Mario Botta ha sottolineato e spiegato nella sua “lectio magistralis” il senso del rapporto che lega l’architettura al concetto di memoria, intesa non come espressione di un accademico storicismo, ma in quanto condizione della conoscenza e, soprattutto, di una architettura in grado di produrre significati.
Architettura e memoria come binomio inscindibile poiché le trasformazioni attuate all’architettura diventano parti del paesaggio umano.

“Il passato come un amico”. Da questa significativa frase di Louis I. Kahn, uno dei suoi maestri, parte la riflessione di Botta: “Il passato non da ricordare con nostalgia, ma come radice, struttura, identità capace di trasmettere valori, matrice di ogni intervento umano”.
In tal senso la memoria, secondo Botta, è “la condizione del moderno nell’architettura, se si ritiene l’architettura non solo espressione del presente, ma in quanto risultato di un dialogo con le nostre radici e insieme con le nostre visioni”.
Fare architettura per Botta significa dialogare con il proprio presente, inteso come sedimentazione di esperienze e linguaggi che costituiscono il contesto, il riferimento del progetto.
Storia, memoria, tradizione, sono da intendere come il contesto nel quale operiamo anche quando pensiamo di rinunciarvi.
“L’architettura non va considerata come oggetto posato all’interno di un contesto, bensì come entità che si radica ad un luogo sempre unico. Per questo il territorio è parte integrante del progetto e mai elemento accessorio”. L’architettura, quindi, come disciplina che costruisce quel contesto, geografico, culturale, storico: “la relazione con il sito si materializza soprattutto come un rapporto con la memoria del luogo che deve essere sempre interpretato con l’atto architettonico”.

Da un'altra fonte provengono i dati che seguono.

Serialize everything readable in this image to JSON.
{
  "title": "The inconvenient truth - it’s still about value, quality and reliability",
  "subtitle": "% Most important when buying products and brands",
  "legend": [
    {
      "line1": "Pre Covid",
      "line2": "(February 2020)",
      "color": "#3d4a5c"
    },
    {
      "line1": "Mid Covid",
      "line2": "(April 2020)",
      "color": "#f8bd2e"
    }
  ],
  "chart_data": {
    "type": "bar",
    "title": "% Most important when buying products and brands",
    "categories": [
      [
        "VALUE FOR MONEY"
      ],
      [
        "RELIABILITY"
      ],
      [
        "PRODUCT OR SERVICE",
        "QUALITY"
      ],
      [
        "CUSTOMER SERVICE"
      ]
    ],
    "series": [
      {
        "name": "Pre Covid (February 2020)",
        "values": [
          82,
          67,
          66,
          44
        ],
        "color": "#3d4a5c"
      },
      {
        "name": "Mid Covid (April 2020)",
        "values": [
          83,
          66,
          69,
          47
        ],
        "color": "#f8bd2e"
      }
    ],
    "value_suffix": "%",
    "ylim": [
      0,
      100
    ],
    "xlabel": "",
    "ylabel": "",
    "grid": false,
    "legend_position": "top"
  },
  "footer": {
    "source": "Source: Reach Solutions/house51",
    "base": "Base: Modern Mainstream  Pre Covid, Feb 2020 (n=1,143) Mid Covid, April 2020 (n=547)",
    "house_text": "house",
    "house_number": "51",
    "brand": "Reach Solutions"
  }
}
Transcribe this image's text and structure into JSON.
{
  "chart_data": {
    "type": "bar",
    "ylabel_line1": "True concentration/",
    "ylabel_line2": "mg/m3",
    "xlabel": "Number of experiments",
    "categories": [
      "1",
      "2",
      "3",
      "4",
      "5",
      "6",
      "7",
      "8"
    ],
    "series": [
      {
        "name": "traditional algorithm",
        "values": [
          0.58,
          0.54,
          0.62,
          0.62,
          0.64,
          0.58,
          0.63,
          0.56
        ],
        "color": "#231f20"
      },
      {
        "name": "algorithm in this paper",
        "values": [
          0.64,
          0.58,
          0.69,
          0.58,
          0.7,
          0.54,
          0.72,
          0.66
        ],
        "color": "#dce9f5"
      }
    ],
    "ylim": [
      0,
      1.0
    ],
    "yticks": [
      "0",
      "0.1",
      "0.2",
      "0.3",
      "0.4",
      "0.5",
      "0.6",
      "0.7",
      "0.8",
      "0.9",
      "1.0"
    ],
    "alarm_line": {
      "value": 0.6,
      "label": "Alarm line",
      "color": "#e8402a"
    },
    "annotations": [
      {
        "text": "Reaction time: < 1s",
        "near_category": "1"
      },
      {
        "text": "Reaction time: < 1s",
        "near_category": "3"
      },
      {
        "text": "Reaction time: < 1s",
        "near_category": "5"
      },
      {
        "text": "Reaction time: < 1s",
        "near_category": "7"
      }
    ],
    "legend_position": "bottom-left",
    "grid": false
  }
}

E’ questo secondo il celebre architetto l’aspetto che più di tutti qualifica il tessuto europeo rispetto agli altri modelli. L’Europa, dove le città rimangono riferimenti insostituibili perché impossibile è fare a meno della nostra storia, della nostra memoria selettiva.
“L’uomo non ha bisogno solo di risposte tecniche e funzionali, ci sono componenti di storia, simboliche e metaforiche, forse più importanti della facilità con cui possiamo avere un servizio. Nel confronto tra globale e locale vince sicuramente il secondo, ma questo non deve farci cadere nella nostalgia perché la memoria non ci lascia soli”.

L’opera di Botta, la cui cifra stilistica è sempre molto riconoscibile per il forte carattere materico che emerge dalle sue costruzioni, prende il via dai maestri Le Corbusier, Louis I. Kahn e Carlo Scarpa.
Il suo lavoro ha affrontato diverse e numerose tipologie edilizie: chiese, scuole, banche, edifici amministrativi, biblioteche e musei tra i quali il MoMA di San Francisco e il MART di Rovereto nonché, tra gli ultimi, la cattedrale di Evry e una Sinagoga a Tel Aviv. L’importanza della luce quale generatrice dello spazio e le forme geometriche primarie costituiscono i segni distintivi della sua ricerca.